Not Kedro itself. So, if you think of Kedro as more as the scaffolding for whatever pipeline you want to assemble, whether it is an ETL pipeline, or it is a data science or machine learning pipeline. Think of it as a scaffolding for those activities. So, when we talk about being able to use different machine learning applications in it, the functionality essentially supports that. So it doesn’t just do ETL. There’s all sorts of functionality that is built on top of Kedro.
Great. And then maybe one last question from me. Are there other products at QuantumBlack that the team is working on that maybe will become open source projects, or maybe there are existing other open source projects?

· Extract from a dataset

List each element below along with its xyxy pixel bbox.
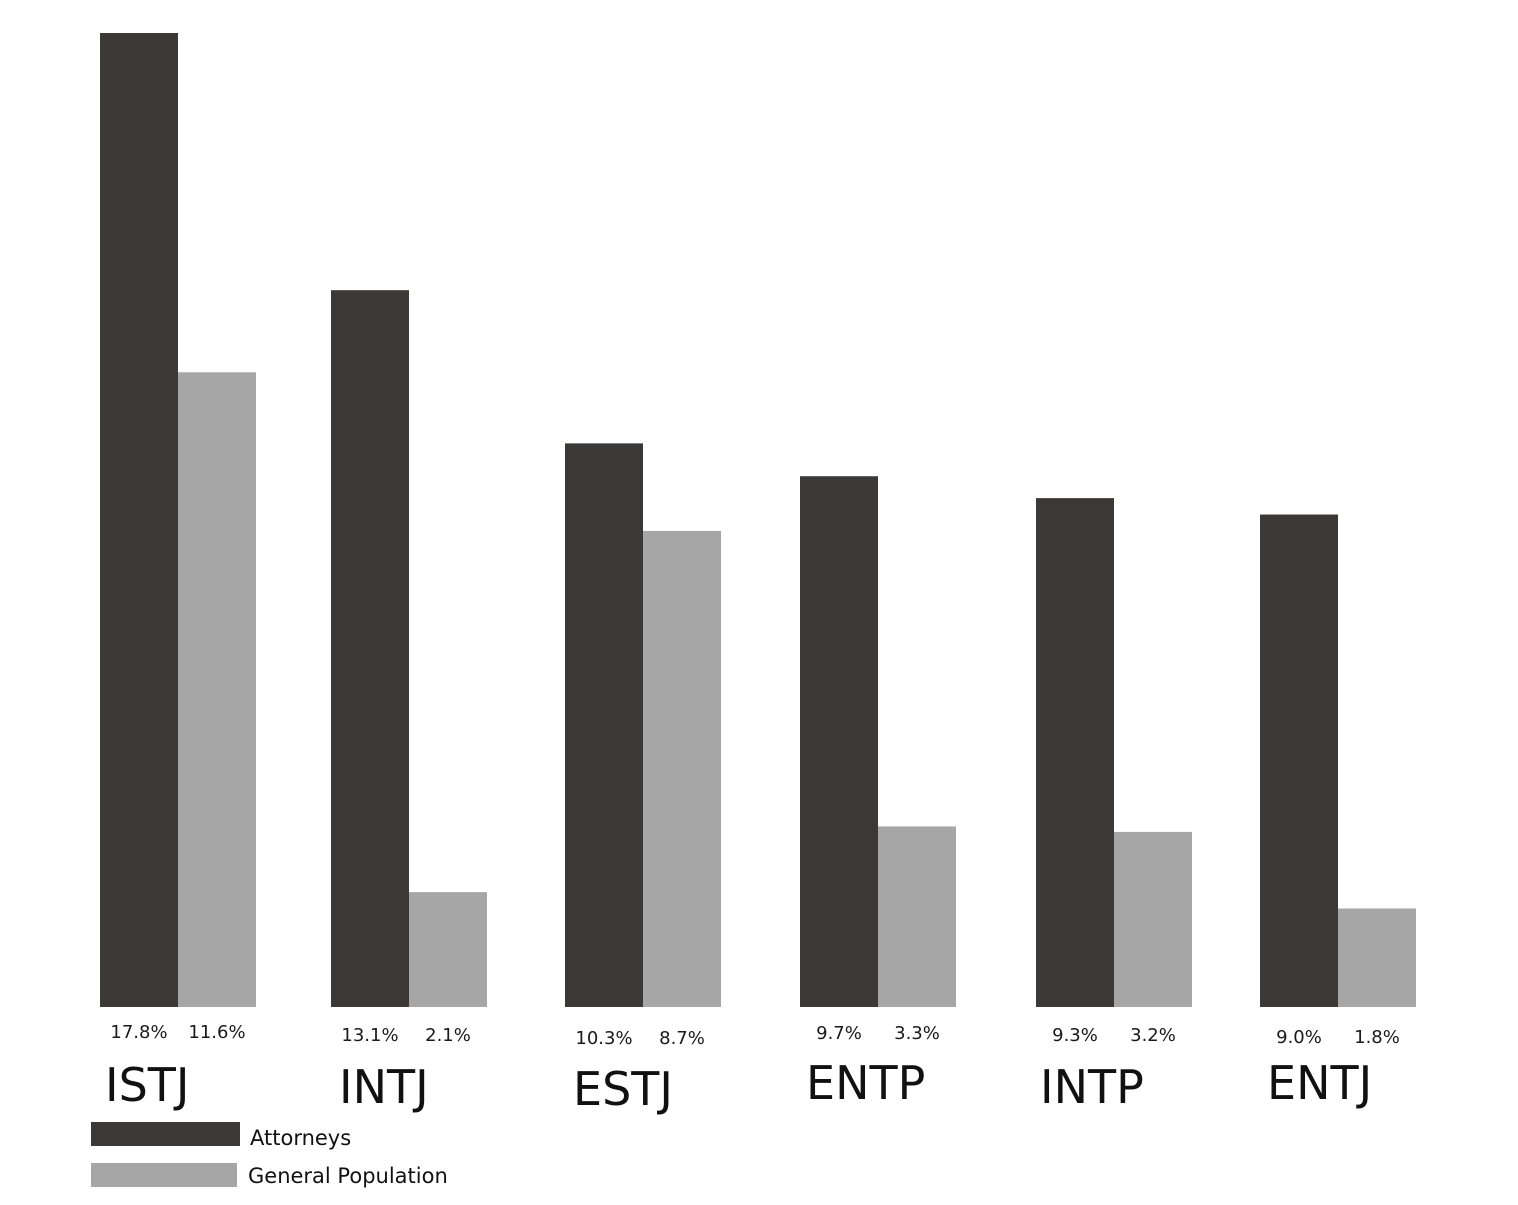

So I can talk about maybe 2 of them. There are quite a few, you can have a look on our QuantumBlack website. Bbut Performance AI, which was one of the tools that we used for experiment tracking – experiment tracking workflow, has been folded into Kedro. So when I talk about us, it’s on our roadmap, essentially you’re saying we’re actually going to fully realize what that integration looks like. You should be able to see it from Kedro-Viz, what your experiment workflow is looking like.
And then, we did get to work with the Great Expectations Team as well, because it’s this whole thing of, “I have this modular, maintainable data science code, but how do I make sure my data is validated while running through this pipeline?” And Great Expectations solved a lot of issues around that. So you might see some projects with the Great Expectations Team, Kedro Great Expectations eventually released as well.
Right. Great expectations being an open source data quality project, and a company behind it. Very cool.
I see one more question from Rodrigo. It says, “Can we say Kedro’s equal to Cookie Cutter Pro’s best practices plus workflow engine?” Yes you could.
If Cookie Cutter had built… if the data catalog had built thought about pipeline abstraction and pipeline visualization, and maybe additional things like data versioning and stuff like that. It might look a lot like Kedro. So, yeah.
All right. Very good. If we don’t have any more questions, I think we can call it a wrap. Thank you very much and thank you for doing this late at night in London with so much energy and this was terrific. Really enjoyed it. Thank you so much.
No worries. Thank you so much for having me.